Cross-species conservation measures of the target genes in the POU5F1 module
Source:R/data.R
POU5F1_target_conservation.RdCross-species conservation measures of the 21 target genes in the POU5F1 module in the subsetted early neuronal differentiation dataset.
Format
A data frame with 23 rows and 12 columns:
- focus
Character, the focus of interest in terms of cross-species conservation ("overall").
- regulator
Character, transcriptional regulator.
- module_size
Integer, the numer of target genes assigned to a regulator.
- type
Character, module type (orig = original, jk = jackknifed or summary = the summary across all jackknife module versions).
- id
Character, the unique ID of the module version (format: nameOfRegulator_jk_nameOfGeneRemoved in case of module type 'jk', nameOfRegulator_orig in case of module type 'orig' and nameOfRegulator_summary in case of module type 'summary').
- gene_removed
Character, the name of the gene removed by jackknifing (NA in case of module types 'orig' and 'summary').
- total_tree_length
Numeric, total tree length per jackknife module version.
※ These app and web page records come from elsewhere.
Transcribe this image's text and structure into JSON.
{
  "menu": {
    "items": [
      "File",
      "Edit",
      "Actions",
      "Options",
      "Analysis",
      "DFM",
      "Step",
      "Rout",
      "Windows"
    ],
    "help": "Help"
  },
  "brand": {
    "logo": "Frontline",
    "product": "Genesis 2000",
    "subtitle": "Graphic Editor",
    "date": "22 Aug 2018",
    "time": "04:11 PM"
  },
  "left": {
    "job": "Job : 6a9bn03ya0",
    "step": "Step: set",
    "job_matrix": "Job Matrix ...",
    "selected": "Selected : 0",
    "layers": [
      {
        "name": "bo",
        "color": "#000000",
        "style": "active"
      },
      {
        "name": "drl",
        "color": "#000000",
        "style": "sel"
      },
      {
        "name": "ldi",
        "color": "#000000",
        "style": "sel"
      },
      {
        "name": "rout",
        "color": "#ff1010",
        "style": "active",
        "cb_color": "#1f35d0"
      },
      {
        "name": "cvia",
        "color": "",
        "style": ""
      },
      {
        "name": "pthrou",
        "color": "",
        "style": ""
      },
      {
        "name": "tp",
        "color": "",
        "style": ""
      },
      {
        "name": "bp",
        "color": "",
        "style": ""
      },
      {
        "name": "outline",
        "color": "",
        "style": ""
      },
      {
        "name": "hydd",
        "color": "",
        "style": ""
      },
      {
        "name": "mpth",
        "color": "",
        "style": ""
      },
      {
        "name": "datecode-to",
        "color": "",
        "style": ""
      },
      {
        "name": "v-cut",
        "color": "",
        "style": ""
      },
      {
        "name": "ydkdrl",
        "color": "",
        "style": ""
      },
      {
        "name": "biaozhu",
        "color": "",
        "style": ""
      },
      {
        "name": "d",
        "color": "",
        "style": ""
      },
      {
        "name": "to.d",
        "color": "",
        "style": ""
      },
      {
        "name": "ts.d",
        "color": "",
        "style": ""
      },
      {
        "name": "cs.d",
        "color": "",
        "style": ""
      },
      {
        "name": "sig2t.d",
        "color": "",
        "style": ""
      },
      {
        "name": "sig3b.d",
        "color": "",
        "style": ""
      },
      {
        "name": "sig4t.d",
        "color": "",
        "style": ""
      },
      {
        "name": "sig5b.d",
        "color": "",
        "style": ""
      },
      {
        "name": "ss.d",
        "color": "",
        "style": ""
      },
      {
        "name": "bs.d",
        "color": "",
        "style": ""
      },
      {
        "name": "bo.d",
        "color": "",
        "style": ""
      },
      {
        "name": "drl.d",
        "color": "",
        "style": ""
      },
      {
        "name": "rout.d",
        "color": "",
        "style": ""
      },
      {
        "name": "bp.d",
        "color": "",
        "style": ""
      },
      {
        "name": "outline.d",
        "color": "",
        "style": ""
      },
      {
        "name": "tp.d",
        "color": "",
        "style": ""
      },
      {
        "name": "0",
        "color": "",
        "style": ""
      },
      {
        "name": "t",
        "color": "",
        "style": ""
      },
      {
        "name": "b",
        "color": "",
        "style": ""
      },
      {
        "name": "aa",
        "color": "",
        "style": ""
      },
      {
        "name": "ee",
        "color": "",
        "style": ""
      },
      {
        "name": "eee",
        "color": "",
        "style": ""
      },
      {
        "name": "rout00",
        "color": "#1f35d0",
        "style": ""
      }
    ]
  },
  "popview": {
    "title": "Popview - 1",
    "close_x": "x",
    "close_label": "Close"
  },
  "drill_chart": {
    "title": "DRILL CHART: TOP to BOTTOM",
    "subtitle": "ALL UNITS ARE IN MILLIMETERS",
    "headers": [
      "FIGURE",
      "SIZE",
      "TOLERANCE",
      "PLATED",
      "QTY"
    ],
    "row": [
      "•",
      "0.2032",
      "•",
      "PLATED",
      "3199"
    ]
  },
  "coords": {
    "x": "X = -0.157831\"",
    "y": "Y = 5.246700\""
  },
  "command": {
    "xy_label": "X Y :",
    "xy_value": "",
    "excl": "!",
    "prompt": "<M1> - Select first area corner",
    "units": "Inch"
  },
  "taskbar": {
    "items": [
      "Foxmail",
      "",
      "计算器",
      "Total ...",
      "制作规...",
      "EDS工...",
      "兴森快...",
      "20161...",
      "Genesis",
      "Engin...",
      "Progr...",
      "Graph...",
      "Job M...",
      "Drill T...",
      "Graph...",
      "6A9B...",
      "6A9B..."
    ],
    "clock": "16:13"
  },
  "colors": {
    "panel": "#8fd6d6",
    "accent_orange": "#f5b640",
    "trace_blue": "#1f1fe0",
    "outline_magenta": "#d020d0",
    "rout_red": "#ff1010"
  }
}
- within_species_diversity
Numeric, within-species diversity per jackknife module version.
- fit
Numeric, the fitted total tree length at the within-species diversity value of a jackknife module version.
- lwr_fit
Numeric, the lower bound of the prediction interval of the fit.
- upr_fit
Numeric, the upper bound of the prediction interval of the fit.
- residual
Numeric, the residual of the jackknife module version in the linear model. It is calculated as the difference between the observed and expected (fitted) total tree lengths.
- contribution
Numeric, the contribution score of the removed target gene.
Details
To determine which target genes are the most responsible for the divergence of the POU5F1 module, the same statistics were be used as for the identification of conserved/diverged modules but in combination with jackknifing. This means that each target gene in the module was removed and all statistics, including the tree-based statistics that carry information about cross-species conservation, were re-calculated (please see calculatePresStats, reconstructTrees and calculateTreeStats). Our working hypothesis is that if removing a target gene from the diverged POU5F1 module makes the module more conserved, then this gene contributed to the divergence of the original module in the first place. This can be quantified using the residuals compared to the regression line between the total tree lengths and within-species diversities of the tree representations across all modules (please see fitTreeStatsLm and findConservedDivergedTargets. The jackknifed versions of the POU5F1 module that have the lowest residuals are the most conserved, therefore the corresponding target genes are considered the most diverged.